A oferta nas bodegas (lojas estatais de itens básicos subsidiados), onde só se pode comprar o que está na cota do cartão de racionamento, tem diminuído, e são frequentes os atrasos na entrega de arroz, açúcar ou café.
Por outro lado, no incipiente setor privado, os produtos (importados) têm preços além das possibilidades da vasta maioria dos cubanos, como Catalina e Víctor.
O governo reconheceu que haverá problemas na distribuição de pão pelo cartão de racionamento em março e pediu ajuda ao Programa Mundial de Alimentos (PMA) para continuar distribuindo leite subsidiado para menores.
Plano de ajuste
Para mudar o rumo da economia – ainda abaixo do nível de 2019 e prevendo seu quinto ano consecutivo com um grande déficit fiscal – o governo está implementando um severo plano de ajuste.

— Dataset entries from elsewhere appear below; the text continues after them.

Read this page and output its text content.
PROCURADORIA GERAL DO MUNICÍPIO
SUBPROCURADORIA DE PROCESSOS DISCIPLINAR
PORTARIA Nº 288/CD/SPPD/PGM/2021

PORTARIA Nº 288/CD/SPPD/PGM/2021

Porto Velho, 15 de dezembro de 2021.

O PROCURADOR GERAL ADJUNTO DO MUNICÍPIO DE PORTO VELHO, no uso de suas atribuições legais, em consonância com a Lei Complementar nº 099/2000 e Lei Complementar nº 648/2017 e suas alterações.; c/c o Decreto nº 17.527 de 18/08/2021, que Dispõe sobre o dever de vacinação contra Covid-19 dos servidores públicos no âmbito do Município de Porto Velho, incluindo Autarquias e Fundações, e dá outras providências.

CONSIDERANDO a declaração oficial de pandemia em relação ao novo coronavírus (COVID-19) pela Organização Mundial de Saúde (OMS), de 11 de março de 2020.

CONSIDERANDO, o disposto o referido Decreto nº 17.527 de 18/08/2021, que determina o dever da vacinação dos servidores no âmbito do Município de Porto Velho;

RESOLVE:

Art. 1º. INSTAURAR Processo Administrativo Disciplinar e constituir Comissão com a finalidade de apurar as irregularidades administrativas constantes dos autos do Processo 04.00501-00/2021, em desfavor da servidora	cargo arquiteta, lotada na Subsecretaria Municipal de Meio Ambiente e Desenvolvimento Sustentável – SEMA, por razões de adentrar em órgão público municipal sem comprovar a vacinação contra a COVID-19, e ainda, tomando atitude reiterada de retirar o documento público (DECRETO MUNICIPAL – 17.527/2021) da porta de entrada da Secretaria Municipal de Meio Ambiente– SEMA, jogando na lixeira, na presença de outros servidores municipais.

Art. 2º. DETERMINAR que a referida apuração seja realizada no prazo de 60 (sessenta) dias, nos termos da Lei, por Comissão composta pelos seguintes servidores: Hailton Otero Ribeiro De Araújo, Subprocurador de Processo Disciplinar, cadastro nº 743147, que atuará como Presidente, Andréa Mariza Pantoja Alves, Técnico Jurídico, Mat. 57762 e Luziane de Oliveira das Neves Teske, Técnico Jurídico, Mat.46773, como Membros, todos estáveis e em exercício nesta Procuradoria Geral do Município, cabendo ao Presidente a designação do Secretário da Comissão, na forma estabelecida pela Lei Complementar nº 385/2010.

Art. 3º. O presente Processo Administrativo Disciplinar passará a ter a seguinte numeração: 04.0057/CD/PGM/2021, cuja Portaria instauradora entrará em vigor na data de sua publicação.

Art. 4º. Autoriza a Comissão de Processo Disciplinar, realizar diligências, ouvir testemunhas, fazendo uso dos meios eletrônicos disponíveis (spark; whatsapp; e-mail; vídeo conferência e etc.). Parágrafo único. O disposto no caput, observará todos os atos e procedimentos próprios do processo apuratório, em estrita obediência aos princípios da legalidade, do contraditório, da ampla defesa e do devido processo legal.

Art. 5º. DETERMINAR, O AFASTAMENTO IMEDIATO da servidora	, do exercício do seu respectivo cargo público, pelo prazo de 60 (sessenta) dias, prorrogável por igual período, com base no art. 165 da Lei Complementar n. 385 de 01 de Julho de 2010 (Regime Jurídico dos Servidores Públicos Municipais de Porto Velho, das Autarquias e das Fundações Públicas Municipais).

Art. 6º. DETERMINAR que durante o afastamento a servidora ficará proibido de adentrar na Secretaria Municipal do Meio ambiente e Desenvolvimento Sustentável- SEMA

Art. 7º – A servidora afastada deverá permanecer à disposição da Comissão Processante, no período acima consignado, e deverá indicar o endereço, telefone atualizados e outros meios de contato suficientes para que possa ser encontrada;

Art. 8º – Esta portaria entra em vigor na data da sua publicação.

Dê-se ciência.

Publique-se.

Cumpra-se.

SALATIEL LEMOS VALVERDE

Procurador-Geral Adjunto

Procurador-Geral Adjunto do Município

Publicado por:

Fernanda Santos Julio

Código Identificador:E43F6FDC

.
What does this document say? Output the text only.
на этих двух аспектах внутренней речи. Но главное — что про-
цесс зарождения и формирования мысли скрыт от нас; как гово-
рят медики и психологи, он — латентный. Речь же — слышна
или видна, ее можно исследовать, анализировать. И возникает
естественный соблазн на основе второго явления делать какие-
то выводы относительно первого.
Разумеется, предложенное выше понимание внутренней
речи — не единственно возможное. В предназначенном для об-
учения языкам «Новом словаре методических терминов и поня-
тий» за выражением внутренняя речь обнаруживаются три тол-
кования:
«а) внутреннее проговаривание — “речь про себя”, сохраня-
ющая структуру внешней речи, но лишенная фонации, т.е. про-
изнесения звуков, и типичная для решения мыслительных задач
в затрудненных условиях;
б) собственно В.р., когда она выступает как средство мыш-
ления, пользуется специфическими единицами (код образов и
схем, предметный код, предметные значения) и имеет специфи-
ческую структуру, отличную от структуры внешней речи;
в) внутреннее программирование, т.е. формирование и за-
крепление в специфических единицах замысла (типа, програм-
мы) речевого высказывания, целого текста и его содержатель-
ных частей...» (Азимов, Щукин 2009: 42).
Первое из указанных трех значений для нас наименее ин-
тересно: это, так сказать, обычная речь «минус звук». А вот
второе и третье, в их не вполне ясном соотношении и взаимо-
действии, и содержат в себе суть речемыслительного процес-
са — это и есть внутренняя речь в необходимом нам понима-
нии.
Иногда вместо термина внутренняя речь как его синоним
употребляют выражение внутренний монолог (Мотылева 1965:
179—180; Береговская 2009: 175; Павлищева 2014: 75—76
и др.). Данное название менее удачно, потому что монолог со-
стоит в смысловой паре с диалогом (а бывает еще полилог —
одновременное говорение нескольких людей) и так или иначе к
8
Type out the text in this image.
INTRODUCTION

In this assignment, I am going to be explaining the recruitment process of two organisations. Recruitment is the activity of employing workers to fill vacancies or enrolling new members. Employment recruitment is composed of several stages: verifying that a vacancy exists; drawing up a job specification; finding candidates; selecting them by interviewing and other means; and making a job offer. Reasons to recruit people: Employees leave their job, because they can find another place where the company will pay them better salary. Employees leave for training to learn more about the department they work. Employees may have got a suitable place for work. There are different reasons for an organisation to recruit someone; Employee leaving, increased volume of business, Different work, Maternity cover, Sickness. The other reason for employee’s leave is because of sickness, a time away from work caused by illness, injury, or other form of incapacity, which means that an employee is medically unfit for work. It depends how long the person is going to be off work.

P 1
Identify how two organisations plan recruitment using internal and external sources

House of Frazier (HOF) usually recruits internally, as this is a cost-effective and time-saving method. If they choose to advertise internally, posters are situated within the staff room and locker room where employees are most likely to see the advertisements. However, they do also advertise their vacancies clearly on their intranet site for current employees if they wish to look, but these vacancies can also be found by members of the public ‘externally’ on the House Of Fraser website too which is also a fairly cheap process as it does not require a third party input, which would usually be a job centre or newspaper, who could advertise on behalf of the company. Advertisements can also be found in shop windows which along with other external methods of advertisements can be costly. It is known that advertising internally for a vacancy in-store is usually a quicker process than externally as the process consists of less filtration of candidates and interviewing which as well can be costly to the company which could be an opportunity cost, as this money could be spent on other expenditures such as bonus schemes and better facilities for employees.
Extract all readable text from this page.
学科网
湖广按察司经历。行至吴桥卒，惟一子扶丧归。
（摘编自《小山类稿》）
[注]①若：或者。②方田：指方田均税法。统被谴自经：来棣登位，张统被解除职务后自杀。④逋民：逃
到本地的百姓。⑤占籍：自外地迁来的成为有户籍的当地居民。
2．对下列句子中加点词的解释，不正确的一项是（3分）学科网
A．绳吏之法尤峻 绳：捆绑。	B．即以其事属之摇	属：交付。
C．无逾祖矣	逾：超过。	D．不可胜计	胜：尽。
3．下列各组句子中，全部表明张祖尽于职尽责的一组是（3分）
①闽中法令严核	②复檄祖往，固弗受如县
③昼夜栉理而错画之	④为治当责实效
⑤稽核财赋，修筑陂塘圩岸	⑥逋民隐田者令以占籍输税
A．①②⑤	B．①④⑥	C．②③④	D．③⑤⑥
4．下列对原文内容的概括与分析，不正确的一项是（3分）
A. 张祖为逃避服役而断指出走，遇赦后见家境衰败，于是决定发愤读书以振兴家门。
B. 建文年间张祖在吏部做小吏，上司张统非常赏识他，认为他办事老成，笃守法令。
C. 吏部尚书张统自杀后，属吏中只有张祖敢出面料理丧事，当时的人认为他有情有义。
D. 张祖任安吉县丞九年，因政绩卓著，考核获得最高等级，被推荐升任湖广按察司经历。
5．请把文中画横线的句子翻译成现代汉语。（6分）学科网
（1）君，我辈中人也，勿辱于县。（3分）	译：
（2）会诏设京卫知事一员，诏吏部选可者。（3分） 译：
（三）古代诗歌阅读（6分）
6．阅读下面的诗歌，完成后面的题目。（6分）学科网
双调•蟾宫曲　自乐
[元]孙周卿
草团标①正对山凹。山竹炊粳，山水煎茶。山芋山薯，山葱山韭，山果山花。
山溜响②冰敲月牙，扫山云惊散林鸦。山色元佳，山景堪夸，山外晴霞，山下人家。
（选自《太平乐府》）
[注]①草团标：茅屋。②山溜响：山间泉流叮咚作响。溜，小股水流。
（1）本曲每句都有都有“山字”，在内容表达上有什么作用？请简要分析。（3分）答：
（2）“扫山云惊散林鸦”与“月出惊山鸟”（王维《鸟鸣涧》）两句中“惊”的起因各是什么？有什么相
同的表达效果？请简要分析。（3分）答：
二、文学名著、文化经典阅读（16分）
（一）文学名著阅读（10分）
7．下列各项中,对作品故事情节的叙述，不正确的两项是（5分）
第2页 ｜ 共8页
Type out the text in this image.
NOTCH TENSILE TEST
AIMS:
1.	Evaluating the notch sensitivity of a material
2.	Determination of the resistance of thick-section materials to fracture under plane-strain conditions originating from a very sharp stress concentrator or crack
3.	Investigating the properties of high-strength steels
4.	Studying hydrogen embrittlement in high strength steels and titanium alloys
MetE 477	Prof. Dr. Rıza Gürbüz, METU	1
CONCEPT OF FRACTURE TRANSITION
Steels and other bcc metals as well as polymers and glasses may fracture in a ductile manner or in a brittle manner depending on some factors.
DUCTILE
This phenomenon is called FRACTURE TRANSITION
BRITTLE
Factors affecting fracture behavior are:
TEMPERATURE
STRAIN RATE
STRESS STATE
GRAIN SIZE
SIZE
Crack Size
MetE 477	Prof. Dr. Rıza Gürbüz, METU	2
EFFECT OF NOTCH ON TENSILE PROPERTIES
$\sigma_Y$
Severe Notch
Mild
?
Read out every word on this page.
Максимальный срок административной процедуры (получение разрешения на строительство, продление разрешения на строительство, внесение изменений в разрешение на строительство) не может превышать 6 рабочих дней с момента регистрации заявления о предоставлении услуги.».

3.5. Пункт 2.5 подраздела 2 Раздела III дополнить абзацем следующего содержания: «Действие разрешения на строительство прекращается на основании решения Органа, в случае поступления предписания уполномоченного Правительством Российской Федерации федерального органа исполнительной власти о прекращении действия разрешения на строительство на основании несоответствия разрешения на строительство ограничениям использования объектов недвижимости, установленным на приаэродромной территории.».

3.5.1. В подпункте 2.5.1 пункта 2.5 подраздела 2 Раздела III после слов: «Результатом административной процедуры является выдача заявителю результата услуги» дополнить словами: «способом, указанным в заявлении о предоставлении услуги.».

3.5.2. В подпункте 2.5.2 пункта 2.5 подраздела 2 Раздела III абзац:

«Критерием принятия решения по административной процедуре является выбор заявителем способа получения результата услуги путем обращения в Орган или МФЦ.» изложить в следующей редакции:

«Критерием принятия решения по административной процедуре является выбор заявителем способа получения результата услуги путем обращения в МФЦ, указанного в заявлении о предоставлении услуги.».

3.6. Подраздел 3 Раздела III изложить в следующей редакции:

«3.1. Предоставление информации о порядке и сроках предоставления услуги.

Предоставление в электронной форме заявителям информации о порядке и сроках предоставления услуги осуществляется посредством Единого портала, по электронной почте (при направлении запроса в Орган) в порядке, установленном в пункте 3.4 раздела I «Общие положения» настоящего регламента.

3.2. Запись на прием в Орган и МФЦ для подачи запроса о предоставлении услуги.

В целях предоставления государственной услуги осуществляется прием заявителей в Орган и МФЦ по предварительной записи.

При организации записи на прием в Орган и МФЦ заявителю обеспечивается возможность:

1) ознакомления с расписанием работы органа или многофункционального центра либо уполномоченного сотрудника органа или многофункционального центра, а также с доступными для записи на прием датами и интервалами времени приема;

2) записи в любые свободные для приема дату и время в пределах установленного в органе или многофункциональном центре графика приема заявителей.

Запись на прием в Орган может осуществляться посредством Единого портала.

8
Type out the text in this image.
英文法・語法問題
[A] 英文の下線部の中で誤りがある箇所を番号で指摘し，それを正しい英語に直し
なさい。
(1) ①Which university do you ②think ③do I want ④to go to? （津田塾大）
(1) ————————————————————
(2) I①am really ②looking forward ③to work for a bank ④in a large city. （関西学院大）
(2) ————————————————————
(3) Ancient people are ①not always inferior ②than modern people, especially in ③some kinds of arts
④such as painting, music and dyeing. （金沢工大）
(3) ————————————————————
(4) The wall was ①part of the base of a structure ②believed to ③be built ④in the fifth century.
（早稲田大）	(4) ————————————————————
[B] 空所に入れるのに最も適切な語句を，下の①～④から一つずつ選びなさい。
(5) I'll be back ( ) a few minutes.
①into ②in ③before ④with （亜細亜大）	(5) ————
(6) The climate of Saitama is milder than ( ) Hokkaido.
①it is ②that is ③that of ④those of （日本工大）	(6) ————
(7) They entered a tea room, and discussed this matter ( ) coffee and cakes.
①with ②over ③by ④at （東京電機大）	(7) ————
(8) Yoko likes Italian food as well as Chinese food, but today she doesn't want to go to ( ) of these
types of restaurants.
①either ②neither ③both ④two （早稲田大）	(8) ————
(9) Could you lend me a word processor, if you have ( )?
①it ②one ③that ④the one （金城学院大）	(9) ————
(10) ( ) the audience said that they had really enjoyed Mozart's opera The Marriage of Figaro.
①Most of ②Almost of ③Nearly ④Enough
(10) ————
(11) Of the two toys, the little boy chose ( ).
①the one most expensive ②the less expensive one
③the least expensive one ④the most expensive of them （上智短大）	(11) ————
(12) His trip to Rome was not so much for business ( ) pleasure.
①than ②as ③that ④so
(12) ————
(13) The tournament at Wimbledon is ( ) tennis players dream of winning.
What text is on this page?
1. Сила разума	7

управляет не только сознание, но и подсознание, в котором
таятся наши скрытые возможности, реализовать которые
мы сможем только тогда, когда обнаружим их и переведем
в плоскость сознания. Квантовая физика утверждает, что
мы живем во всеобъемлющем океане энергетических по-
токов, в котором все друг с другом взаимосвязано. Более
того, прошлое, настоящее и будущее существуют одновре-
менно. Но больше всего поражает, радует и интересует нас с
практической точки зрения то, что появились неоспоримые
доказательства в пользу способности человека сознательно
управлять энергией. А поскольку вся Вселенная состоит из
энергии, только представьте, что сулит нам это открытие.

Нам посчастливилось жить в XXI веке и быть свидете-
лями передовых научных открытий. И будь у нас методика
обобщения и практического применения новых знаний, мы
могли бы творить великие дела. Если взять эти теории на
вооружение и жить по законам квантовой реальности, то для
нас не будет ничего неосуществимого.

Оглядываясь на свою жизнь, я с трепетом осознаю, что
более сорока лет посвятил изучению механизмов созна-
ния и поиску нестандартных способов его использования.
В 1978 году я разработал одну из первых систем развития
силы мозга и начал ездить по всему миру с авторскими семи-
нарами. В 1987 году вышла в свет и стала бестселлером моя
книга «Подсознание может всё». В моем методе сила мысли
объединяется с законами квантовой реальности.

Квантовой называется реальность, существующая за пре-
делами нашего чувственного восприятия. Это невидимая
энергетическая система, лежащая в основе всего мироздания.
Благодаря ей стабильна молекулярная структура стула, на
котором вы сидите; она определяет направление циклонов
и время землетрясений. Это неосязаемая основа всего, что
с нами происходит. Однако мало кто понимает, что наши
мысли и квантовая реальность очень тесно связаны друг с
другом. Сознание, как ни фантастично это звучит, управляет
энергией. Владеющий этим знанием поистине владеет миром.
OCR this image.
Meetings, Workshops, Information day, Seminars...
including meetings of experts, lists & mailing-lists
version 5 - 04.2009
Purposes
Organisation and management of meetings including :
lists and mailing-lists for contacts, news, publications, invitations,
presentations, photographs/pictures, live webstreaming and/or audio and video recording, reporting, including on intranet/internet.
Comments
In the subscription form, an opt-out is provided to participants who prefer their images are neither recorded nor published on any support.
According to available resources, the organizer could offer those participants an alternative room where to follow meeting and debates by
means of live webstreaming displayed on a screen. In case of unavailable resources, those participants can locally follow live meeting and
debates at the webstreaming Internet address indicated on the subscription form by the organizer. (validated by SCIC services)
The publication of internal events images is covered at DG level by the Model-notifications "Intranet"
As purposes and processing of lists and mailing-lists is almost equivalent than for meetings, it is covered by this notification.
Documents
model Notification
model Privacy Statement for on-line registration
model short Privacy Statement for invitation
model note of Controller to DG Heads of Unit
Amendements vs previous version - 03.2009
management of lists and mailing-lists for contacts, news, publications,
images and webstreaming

O programa inclui um aumento de 400% na gasolina, que entrou em vigor em 1º de março, e aumentos nos serviços como água e eletricidade. Isso prenuncia mais dificuldades para o cidadão comum e mais inflação.
Os preços do mercado formal chegaram a 32,08% em fevereiro, após ultrapassar os 30% em 2023 e 2022 e mais de 77% em 2021. Os aumentos no mercado informal são ainda maiores e têm corroído enormemente o poder de compra dos parcos salários estatais.
Crise elétrica
A esses problemas se soma a incapacidade do sistema elétrico de produzir a energia necessária para o país, devido a falhas nas centrais e falta de combustível. Desde fevereiro, entre 20% e 45% da ilha fica sem luz todos os dias durante o pico de demanda.
Os cortes de energia, de mais de dez horas diárias em muitas províncias, são um desafio para muitos e contribuem – além de outras causas profundas – para protestos como os do último domingo.
Sentado na frente de sua casa, após um corredor estreito, Felipe Miranda, um vizinho de Santa Marta de 57 anos, lamenta que o incômodo pela falta de energia é ainda maior porque os cortes são imprevisíveis.
E isso faz a diferença entre poder cozinhar a comida do dia – em muitas casas humildes, as cozinhas são elétricas – ou passar fome. “Isso é uma questão de correr e fazer quando há”, ele afirma.
Já à noite, após mais de 10 horas de corte de energia, Catalina lamenta o que isso provoca nas crianças como as suas: “Os adultos se viram como podem, mas e as crianças? É difícil”.